Ich finde schon, dass die beiden Texte etwas hergeben. Aber vielleicht nicht das, was man sich erhofft. „The Fall and Repentance of Galadriel“ ist ja im wesentlichen eine Synopsis der für die Genese der Figur Galadriel relevanten Textstellen, zu der Lakowski wenig eigene Interpretation hinzufügt. In der Zusammenschau der Textstellen wird allerdings noch mal deutlich, dass nicht nur die Entstehungsgeschichte der Figur Galadriel eine Geschichte der Entwicklung ist, sondern Galadriel auch eine Figur ist, die eine Geschichte der Entwicklung durchlebt. Das ist bereits so in „Der Herr der Ringe“ angelegt und es hat sich in allen weiteren Bearbeitungsphasen auch nicht mehr geändert. Bei vielen Interpretationen wird das ja gerne vernachlässigt und Galadriel als unveränderlicher, ewig gleichbleibender Charakter behandelt.

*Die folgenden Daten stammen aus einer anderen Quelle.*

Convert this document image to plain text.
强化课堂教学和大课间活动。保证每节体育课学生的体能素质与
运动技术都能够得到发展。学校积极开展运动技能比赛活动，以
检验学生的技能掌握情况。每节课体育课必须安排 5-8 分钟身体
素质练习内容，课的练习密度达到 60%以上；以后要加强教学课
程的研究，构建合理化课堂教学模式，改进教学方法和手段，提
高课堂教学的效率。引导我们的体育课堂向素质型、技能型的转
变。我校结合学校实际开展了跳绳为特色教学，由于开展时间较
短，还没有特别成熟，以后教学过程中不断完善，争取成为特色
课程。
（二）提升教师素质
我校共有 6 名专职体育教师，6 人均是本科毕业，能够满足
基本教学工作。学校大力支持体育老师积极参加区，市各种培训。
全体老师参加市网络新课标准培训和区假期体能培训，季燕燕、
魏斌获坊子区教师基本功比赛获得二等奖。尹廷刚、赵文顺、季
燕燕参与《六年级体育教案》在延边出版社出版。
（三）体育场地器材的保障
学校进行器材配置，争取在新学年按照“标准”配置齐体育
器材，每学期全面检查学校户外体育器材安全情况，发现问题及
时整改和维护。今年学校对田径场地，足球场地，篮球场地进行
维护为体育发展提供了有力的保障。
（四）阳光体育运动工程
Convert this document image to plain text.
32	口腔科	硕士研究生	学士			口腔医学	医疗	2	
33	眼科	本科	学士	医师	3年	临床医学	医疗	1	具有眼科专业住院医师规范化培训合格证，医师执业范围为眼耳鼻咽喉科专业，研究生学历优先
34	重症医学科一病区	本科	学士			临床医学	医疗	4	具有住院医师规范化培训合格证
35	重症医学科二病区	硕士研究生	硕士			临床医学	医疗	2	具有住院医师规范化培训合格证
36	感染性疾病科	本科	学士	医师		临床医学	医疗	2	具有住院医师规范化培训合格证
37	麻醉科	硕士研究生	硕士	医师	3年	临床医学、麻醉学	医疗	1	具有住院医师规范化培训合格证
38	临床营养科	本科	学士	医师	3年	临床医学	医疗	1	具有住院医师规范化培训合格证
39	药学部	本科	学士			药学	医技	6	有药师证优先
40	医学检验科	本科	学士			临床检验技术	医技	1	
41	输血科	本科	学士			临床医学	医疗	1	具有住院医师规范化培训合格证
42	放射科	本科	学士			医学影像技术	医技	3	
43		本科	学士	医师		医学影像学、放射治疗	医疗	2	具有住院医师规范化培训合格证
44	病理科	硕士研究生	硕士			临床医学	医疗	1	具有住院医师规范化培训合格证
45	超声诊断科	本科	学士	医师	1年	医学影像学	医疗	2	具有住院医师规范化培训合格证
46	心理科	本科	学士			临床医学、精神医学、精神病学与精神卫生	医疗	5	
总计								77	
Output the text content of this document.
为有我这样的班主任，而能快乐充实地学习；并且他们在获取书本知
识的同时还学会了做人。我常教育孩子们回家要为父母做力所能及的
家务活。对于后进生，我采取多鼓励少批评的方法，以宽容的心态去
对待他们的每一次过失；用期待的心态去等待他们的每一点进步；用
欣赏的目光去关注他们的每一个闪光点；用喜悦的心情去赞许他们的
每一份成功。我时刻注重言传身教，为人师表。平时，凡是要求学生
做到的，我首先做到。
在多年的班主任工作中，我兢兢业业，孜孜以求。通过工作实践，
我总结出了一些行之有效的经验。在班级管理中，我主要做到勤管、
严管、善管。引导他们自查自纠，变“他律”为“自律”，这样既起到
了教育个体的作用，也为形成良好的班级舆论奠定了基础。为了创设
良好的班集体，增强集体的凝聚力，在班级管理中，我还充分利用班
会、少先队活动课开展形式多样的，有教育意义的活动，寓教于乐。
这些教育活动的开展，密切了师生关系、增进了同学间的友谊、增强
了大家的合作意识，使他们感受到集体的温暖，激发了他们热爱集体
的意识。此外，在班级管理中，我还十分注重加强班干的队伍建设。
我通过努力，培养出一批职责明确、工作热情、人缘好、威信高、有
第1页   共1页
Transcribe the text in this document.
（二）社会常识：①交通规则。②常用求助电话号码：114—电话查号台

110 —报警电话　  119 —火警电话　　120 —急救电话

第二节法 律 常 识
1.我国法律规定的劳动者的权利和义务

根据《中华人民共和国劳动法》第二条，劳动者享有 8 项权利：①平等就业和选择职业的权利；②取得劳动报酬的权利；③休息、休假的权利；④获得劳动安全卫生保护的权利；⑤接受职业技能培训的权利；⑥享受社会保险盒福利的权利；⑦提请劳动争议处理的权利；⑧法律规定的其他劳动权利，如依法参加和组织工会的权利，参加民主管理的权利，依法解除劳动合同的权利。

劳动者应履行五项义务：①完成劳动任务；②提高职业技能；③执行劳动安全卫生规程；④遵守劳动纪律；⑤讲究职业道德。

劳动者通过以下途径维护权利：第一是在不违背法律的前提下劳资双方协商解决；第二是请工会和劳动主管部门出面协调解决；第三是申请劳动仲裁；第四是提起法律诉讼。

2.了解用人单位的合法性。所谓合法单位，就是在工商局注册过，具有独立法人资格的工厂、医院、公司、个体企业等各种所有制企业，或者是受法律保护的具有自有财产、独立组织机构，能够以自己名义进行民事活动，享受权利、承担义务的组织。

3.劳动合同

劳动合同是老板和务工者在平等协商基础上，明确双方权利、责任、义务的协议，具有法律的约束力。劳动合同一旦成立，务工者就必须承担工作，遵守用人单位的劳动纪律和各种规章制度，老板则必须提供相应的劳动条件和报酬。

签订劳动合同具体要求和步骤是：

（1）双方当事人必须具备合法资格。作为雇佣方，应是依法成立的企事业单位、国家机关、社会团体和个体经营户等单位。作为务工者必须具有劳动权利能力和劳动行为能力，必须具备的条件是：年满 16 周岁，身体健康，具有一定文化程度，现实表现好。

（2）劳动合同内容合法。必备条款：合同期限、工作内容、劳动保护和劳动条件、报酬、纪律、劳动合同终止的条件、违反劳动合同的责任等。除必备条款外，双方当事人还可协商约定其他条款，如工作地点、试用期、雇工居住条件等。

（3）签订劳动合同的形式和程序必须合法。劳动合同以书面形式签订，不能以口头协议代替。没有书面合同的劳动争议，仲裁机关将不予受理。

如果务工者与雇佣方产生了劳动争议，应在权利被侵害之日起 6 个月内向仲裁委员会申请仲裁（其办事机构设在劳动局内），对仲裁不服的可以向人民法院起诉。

In „Cordial Dislike“ werden zwar nachvollziehbar manche Parallelen zwischen Dantes „Inferno“, dem „Pearl“ Gedicht und den Galadriel in Lothlorien Kapiteln aufgezeigt. Aber ich sehe es auch so wie du, dass vermutlich eh niemand annimmt, dass Tolkien davon unbeeinflusst gewesen sein soll. Außerdem handelt sich bei den aufgeführten Beispielen um in der Literatur häufig anzutreffende und wiederkehrende Motive und um tradierte Farbsymbolik. Die interessantesten Stellen sind meines Erachtens deshalb diejenigen, aus denen sich die Unterschiede zwischen den drei Texten und zwischen den Figuren Beatrice, Pearle und Galadriel herauslesen lassen. Es zeigt sich, dass Galadriel eben nicht, und vor allen Dingen nicht Zeit ihres fiktiven Lebens, die ausschließlich Trost spendende und Orientierung gebende transzendente Erscheinung ist. Eben das, die Tatsache, dass sie eine sehr diesseitige Entwicklungsgeschichte hat, sich verändert, und neben Größe und Güte auch gefährliche Abgründe Merkmale ihres Charakters sind, machen für mich die eigentliche, die emanzipatorische Errungenschaft bei der Entwicklung dieser Figur aus.
Wenn Tolkien kurz vor seinem Tod glaubte, es sei nötig, noch einmal eine neue Version der Galadriel schreiben zu müssen, war das aber, so wie ich die Fassung aus der "History of Middle-earth" kenne, vielleicht doch eher in konzeptionellen Erwägungen begründet als in einem weichen Herz.